Gamble & Huff

Gamble & Huff in the 60s

The 50th anniversary of Philadelphia International affords the opportunity to revisit the early history of a duo who defined classic soul.

The 50th anniversary of Philadelphia International Records, one of the greatest Black music imprints not named Motown, gives us the opportunity to revisit the early history of Kenny Gamble and Leon Huff, the songwriting-and-production who went on to create a sound that defines classic soul.

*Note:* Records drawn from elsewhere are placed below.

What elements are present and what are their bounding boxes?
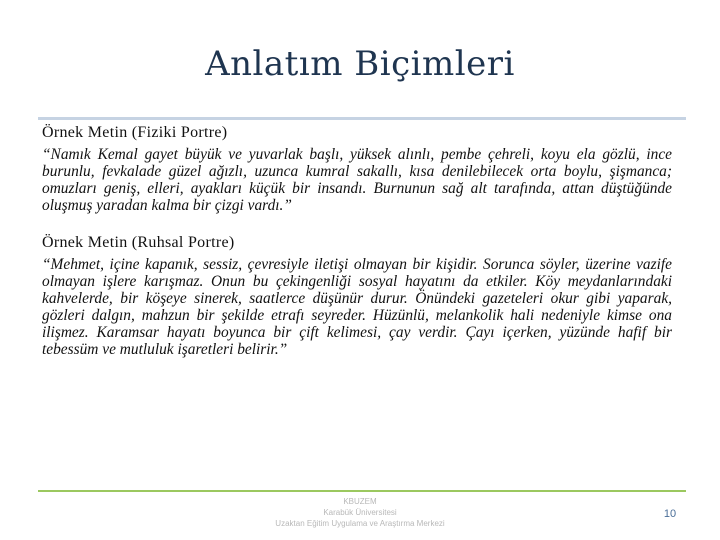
- footer-divider: [38, 490, 686, 492]
- footer: [200, 496, 520, 529]
- footer-line-university: Karabük Üniversitesi: [323, 508, 397, 517]
- section-text-physical: “Namık Kemal gayet büyük ve yuvarlak başlı, yüksek alınlı, pembe çehreli, koyu ela gözlü, ince burunlu, fevkalade güzel ağızlı, uzunca kumral sakallı, kısa denilebilecek orta boylu, şişmanca; omuzları geniş, elleri, ayakları küçük bir insandı. Burnunun sağ alt tarafında, attan düştüğünde oluşmuş yaradan kalma bir çizgi vardı.”: [42, 146, 672, 214]
- section-heading-spiritual: Örnek Metin (Ruhsal Portre): [42, 234, 235, 251]
- footer-line-center: Uzaktan Eğitim Uygulama ve Araştırma Merkezi: [275, 519, 445, 528]
- slide-content: [42, 124, 672, 358]
- page-number: 10: [663, 508, 677, 520]
- title-divider: [38, 117, 686, 120]
- slide-title: Anlatım Biçimleri: [205, 44, 515, 84]
- section-text-spiritual: “Mehmet, içine kapanık, sessiz, çevresiyle iletişi olmayan bir kişidir. Sorunca söyler, üzerine vazife olmayan işlere karışmaz. Onun bu çekingenliği sosyal hayatını da etkiler. Köy meydanlarındaki kahvelerde, bir köşeye sinerek, saatlerce düşünür durur. Önündeki gazeteleri okur gibi yaparak, gözleri dalgın, mahzun bir şekilde etrafı seyreder. Hüzünlü, melankolik hali nedeniyle kimse ona ilişmez. Karamsar hayatı boyunca bir çift kelimesi, çay verdir. Çayı içerken, yüzünde hafif bir tebessüm ve mutluluk işaretleri belirir.”: [42, 256, 672, 358]
- section-heading-physical: Örnek Metin (Fiziki Portre): [42, 124, 228, 141]
- footer-line-org: KBUZEM: [343, 497, 377, 506]
- section-spacer: [42, 214, 672, 234]
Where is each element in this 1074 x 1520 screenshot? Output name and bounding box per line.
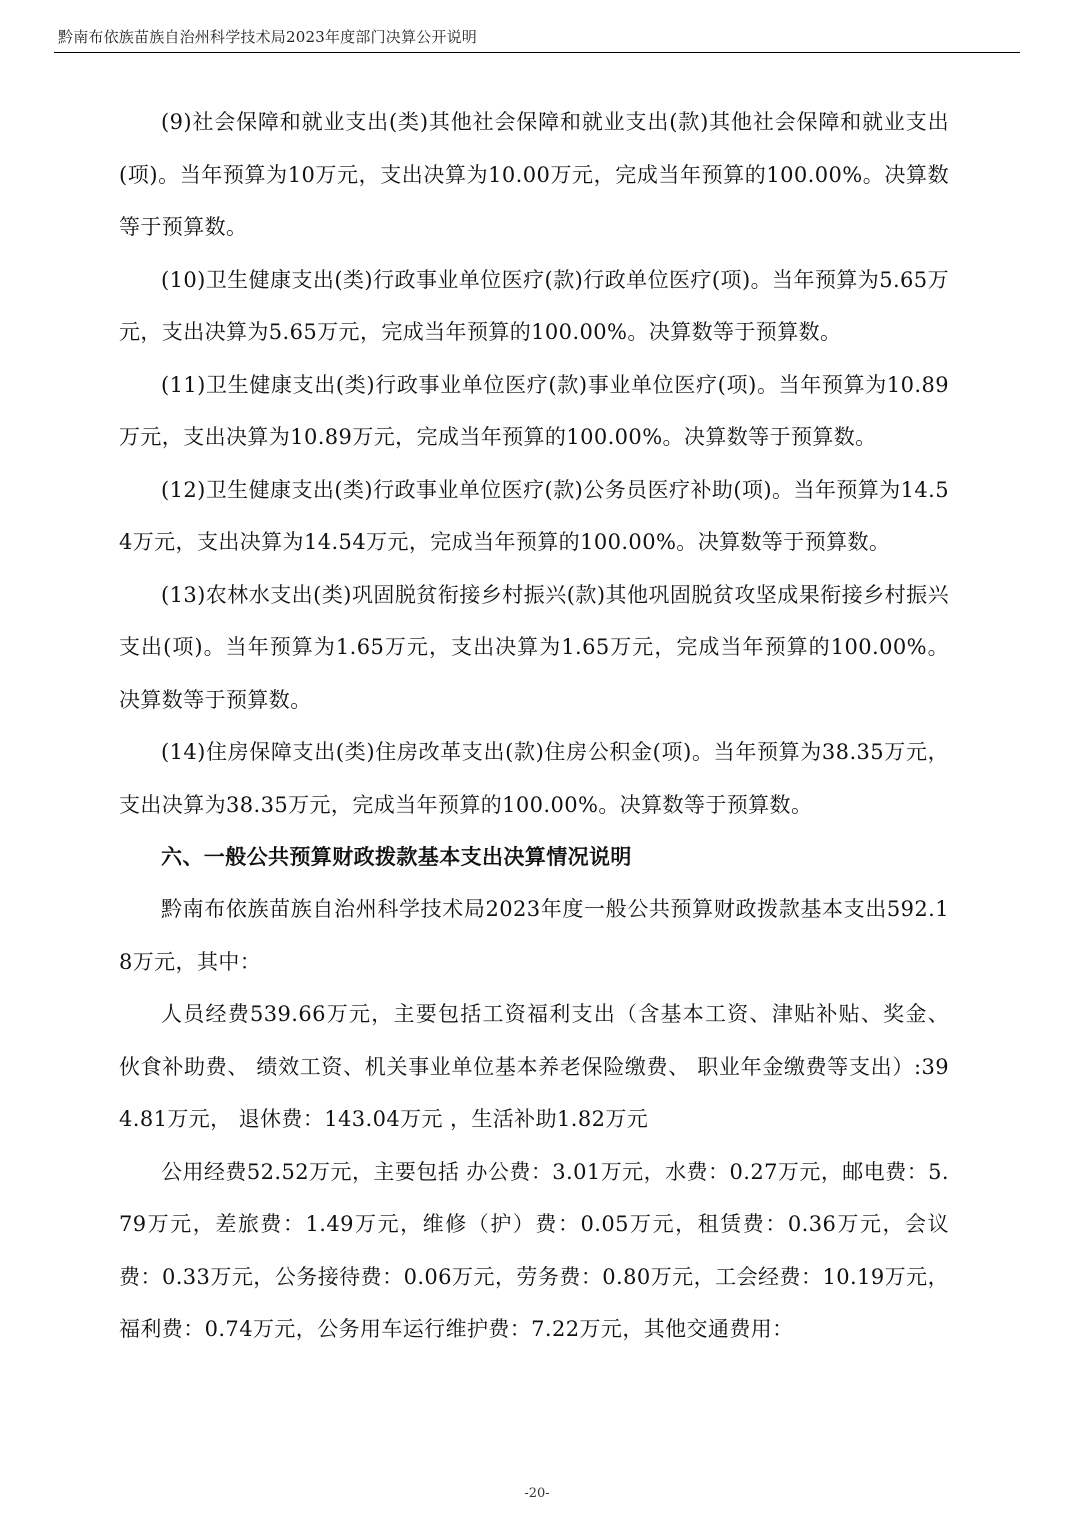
- section-intro-paragraph: 黔南布依族苗族自治州科学技术局2023年度一般公共预算财政拨款基本支出592.18万元，其中：: [119, 897, 949, 974]
- section-heading: 六、一般公共预算财政拨款基本支出决算情况说明: [161, 845, 632, 869]
- paragraph-item-13: (13)农林水支出(类)巩固脱贫衔接乡村振兴(款)其他巩固脱贫攻坚成果衔接乡村振兴支出(项)。当年预算为1.65万元，支出决算为1.65万元，完成当年预算的100.00%。决算数等于预算数。: [119, 582, 949, 712]
- public-expense-paragraph: 公用经费52.52万元，主要包括 办公费：3.01万元，水费：0.27万元，邮电费：5.79万元，差旅费：1.49万元，维修（护）费：0.05万元，租赁费：0.36万元，会议费：0.33万元，公务接待费：0.06万元，劳务费：0.80万元，工会经费：10.19万元，福利费：0.74万元，公务用车运行维护费：7.22万元，其他交通费用：: [119, 1159, 949, 1341]
- paragraph-item-11: (11)卫生健康支出(类)行政事业单位医疗(款)事业单位医疗(项)。当年预算为10.89万元，支出决算为10.89万元，完成当年预算的100.00%。决算数等于预算数。: [119, 372, 949, 449]
- paragraph-item-10: (10)卫生健康支出(类)行政事业单位医疗(款)行政单位医疗(项)。当年预算为5.65万元，支出决算为5.65万元，完成当年预算的100.00%。决算数等于预算数。: [119, 267, 949, 344]
- paragraph-item-9: (9)社会保障和就业支出(类)其他社会保障和就业支出(款)其他社会保障和就业支出(项)。当年预算为10万元，支出决算为10.00万元，完成当年预算的100.00%。决算数等于预算数。: [119, 110, 949, 239]
- personnel-expense-paragraph: 人员经费539.66万元，主要包括工资福利支出（含基本工资、津贴补贴、奖金、 伙食补助费、 绩效工资、机关事业单位基本养老保险缴费、 职业年金缴费等支出）:394.81万元， 退休费：143.04万元 ，生活补助1.82万元: [119, 1002, 949, 1131]
- paragraph-item-12: (12)卫生健康支出(类)行政事业单位医疗(款)公务员医疗补助(项)。当年预算为14.54万元，支出决算为14.54万元，完成当年预算的100.00%。决算数等于预算数。: [119, 477, 949, 554]
- paragraph-item-14: (14)住房保障支出(类)住房改革支出(款)住房公积金(项)。当年预算为38.35万元，支出决算为38.35万元，完成当年预算的100.00%。决算数等于预算数。: [119, 740, 949, 817]
- header-divider: [54, 52, 1020, 53]
- page-number: -20-: [524, 1486, 550, 1501]
- document-body: [119, 96, 949, 1356]
- page-header-title: 黔南布依族苗族自治州科学技术局2023年度部门决算公开说明: [58, 28, 477, 46]
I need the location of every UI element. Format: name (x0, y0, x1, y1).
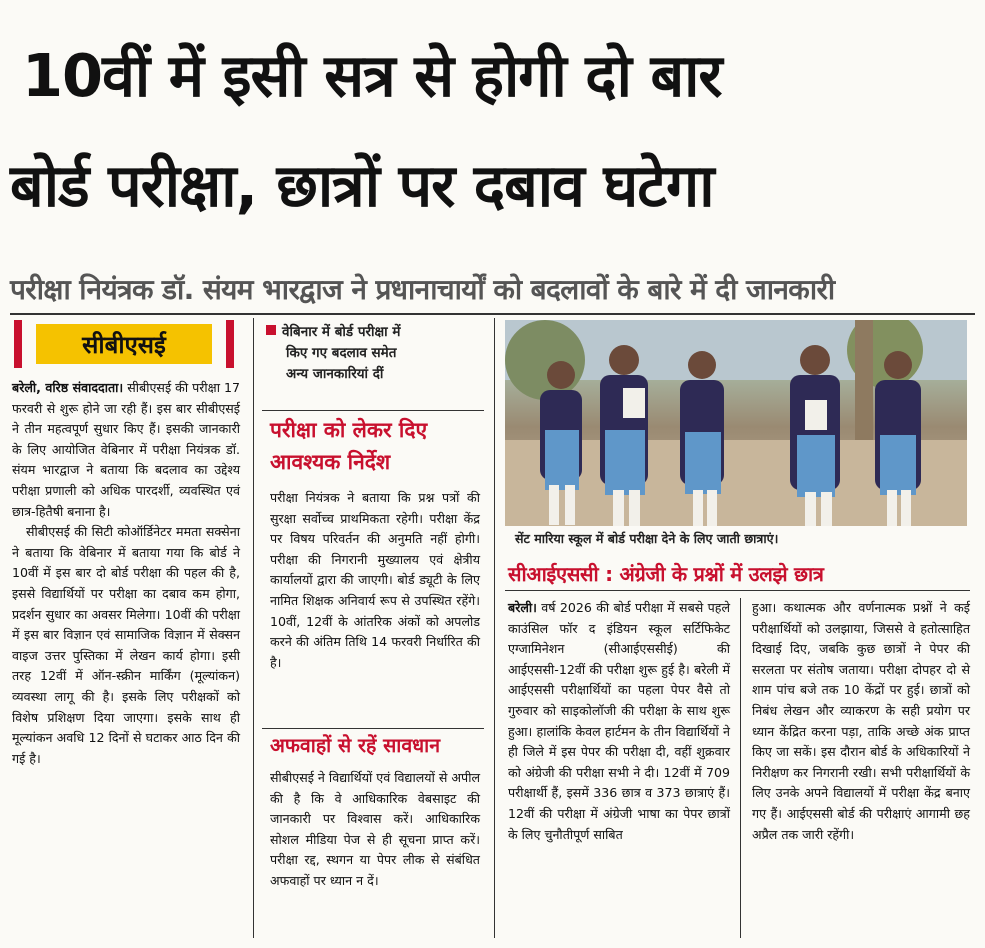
students-photo (505, 320, 967, 526)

Philly native and local singer Kenny Gamble met Leon “Fingers” Huff, a pianist from Camden, New Jersey during a session at independent label Cameo-Parkway. The two began collaborating in 1963, placing songs with the likes of The Orlons and Doris Troy. They continued to write separately as well: Huff landed a single with Dusty Springfield, “Live It Up”; while Gamble worked on minor hits like Candy and the Kisses “81” and The Swans’ “The Boy with the Beatle Hair.” Their freelancing finally paid off in 1967 when they wrote and produced a Billboard number 4 pop hit in local group Soul Survivors’ “Expressway to Your Heart.” (That was quickly followed by the Survivors’ “Explosion in Your Soul,” which is a virtual rewrite of “Expressway.”)

In 1966, Gamble & Huff launched Excel (later renamed Gamble Records) with help from a local businessman. Their first group, The Intruders — a quartet that had kicked around on local labels since 1961 — would help the duo define the contours of what became the Philly sound. There was rich symphonic orchestration, which Gamble called “sophisticated” R&B. Pivotal, too, was the sharp yet supple voice of The Intruders’ lead voice, “Little” Sonny Brown. As another Intruders member put it in Tony Cummings’ 1976 book The Sound of Philadelphia, Brown had a voice that was “(flat) but it’s not really flat. It’s that difference that made us successful.” The tension between Brown’s raw, almost plainspoken voice and Gamble & Huff’s street symphonies led to the Billboard top 10 hit “Cowboys & Girls,” which many consider the true beginning of the Philly soul sound, as well as other great singles like “(Love Is Like a) Baseball Game” and “(We’ll Be) United.”

If Gamble & Huff’s work with the Intruders was a key development in the Philly sound, then their Jerry Butler productions marked their arrival as hitmakers. The Chicago singer had been a mainstay on the R&B charts since his former group The Impressions scored 50s classics like “For Your Precious Love.” A chance 1966 performance at a Philly club brought him in contact with Gamble; two years later came “Hey Western Union Man.” Then Butler, Gamble and Huff collaborated on The Iceman Cometh, the only Butler full-length to hit the Billboard top 40 albums chart — it reached number 29 in the summer of 1969, thanks to the million-selling single “Only the Strong Survive.” Those sessions also included key future Philadelphia International contributors like producer Thom Bell, songwriter Linda Creed and MFSB musicians Earl Young and Norman Harris.

No early history is complete without its quirks. 1969 brought Neptune Records, Gamble & Huff’s imprint for the Chess Records empire, and future stars like The Three Degrees, the O’Jays, and Billy Paul but, oddly, no major hits. All of them would follow the duo to Philadelphia International/Epic in 1971. (There was also Huff-Puff, which only issued a handful of 45s before disappearing.) A highly touted collaboration with onetime hitmaker Lesley Gore didn’t resurrect her career. Sessions between Dusty Springfield and their Gamble-Huff Productions company led to an album, A Brand New Me, that was recently reissued to considerable praise from critics. One of the tracks from those sessions, “Something for Nothing,” later became a standout instrumental for MFSB’s 1973 self-titled debut for Philadelphia International. The original is well worth seeking out.

“We were swinging as a production company. We were all over the charts as a production company. I think that caught Clive Davis’ attention. We were hot as independent producers,” Huff recently told John Murph for That led to Philadelphia International, a label whose importance probably doesn’t need explaining here. But the prologue had plenty of remarkable moments as well.